España no es una de esas mecas de la ciencia. Aquí quieren venir los futbolistas de todo el mundo, no los científicos. Hoy se publica en los medios que un senegalés emigrado a España de niño ha triunfado en un campeonato mundial de kárate. Y bien por él. Pero en otros países, otros senegaleses están triunfando en la ciencia. Y si Babacar Seck hubiera optado por la neurociencia en lugar de por el kárate, con toda probabilidad no se habría quedado en España. Ya, ya, seguramente tampoco tuvo esta oportunidad. Aquí. En otro país, tal vez sí.

Los extremos delirantes llegan cuando un medio de comunicación deportivo de Tenerife habla de un entrenador de fútbol de la isla que trabaja en la Península como un caso de fuga de cerebros. Pero no se trata solo de la aplicación futbolística de la expresión; también en su sentido ortodoxo, tan provinciano sería aplicarlo a un científico de Cuenca que trabaja en Madrid como a otro científico de Cuenca que triunfa en el Instituto Tecnológico de Massachusetts.

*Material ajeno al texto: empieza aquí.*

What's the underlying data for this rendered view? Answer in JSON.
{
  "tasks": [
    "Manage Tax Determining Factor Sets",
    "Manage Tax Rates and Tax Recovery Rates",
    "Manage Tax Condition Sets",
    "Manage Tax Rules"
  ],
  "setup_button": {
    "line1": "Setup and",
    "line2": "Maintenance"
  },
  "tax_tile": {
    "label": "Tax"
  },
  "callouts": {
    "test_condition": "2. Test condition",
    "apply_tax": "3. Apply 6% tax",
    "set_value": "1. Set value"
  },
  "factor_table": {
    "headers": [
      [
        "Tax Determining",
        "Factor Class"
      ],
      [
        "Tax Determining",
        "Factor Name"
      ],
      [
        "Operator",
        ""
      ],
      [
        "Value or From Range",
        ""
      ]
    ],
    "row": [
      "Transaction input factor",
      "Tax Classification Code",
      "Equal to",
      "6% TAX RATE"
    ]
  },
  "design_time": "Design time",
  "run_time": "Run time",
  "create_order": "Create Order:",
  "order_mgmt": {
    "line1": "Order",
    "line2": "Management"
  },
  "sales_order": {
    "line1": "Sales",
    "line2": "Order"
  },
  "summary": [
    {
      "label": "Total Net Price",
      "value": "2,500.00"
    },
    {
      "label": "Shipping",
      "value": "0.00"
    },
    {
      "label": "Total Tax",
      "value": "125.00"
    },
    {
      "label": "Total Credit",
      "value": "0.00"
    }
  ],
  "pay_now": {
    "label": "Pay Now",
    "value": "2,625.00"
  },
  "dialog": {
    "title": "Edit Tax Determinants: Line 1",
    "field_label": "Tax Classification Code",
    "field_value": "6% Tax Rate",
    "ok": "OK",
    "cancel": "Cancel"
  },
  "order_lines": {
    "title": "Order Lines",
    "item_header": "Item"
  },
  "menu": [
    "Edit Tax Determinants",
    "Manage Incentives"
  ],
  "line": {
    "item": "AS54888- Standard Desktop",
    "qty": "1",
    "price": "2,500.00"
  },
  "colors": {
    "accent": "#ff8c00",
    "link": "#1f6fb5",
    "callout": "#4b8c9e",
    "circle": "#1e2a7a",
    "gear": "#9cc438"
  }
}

Si el objetivo es impulsar la ciencia en España y fortalecer el tejido investigador, el camino no es retener, sino tentar, fascinar, encantar y seducir; ser un país científicamente sexy. Habremos llegado a ser una gran potencia científica no cuando hayamos taponado ninguna fuga de cerebros, sino cuando los mejores investigadores de todo el mundo se peleen por trabajar aquí. Distintos enfoques, un mismo objetivo, un mismo medio; lo que había en el DIO: dinero. Constrúyelo y vendrán. O se quedarán. O no. Ciencia y banderas no casan muy bien. Los cerebros deben ser libres para fugarse a donde les dé la real gana, allí donde sus sinapsis puedan funcionar más a gusto.